How to Make it Easier to Turn Plant Waste into Biofuels
15. 1. 2020 | Rutgers University | www.rutgers.edu
Researchers from Rutgers University have developed a new process that could make it much cheaper to produce biofuels such as ethanol from plant waste and reduce reliance on fossil fuels.
Their approach, featuring an ammonia-salt based solvent that rapidly turns plant fibers into sugars needed to make ethanol, works well at close to room temperature, unlike conventional processes, according to a Rutgers-led study in the journal Green Chemistry. It quickens the conversion of cellulose into sugars using enzymes. It can greatly reduce the cost of biofuels production because enzymes can account for about 15 percent to 20 percent of the cost of making biofuels like ethanol from biomass.
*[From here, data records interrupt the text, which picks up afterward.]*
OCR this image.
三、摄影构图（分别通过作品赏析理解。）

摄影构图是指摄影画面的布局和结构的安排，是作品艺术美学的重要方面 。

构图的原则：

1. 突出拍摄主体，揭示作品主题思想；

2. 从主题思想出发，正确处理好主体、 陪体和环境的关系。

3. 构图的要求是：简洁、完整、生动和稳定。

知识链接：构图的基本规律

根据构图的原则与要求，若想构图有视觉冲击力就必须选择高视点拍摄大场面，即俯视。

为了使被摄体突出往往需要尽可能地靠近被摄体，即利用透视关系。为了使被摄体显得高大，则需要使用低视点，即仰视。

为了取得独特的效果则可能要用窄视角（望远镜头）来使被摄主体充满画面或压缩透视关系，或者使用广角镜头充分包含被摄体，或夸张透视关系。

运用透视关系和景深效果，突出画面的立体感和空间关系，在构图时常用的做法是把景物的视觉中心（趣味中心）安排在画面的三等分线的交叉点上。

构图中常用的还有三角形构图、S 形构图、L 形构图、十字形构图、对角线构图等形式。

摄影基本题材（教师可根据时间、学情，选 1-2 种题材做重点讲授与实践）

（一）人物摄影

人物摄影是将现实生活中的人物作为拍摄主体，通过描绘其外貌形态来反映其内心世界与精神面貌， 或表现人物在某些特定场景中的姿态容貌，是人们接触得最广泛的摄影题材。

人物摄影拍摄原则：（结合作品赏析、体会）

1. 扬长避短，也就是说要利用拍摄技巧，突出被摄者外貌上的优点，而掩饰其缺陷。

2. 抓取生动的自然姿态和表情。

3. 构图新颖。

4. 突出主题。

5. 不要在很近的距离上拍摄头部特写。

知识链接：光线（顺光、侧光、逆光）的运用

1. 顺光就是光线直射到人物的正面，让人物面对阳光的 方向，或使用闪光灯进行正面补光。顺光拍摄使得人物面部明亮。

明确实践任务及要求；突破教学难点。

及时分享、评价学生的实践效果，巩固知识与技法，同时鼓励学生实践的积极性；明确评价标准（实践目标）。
“Our pretreatment system can slash – by up to 50-fold – the use of enzymes to turn solvent-treated cellulose (plant fiber) into glucose (a sugar) used to make bioproducts like ethanol,” said lead author Shishir P. S. Chundawat, an assistant professor in the Department of Chemical and Biochemical Engineering in the School of Engineering at Rutgers University-New Brunswick. “Similar processes could greatly reduce the cost of producing biofuels from waste biomass like corn stalks and leaves.”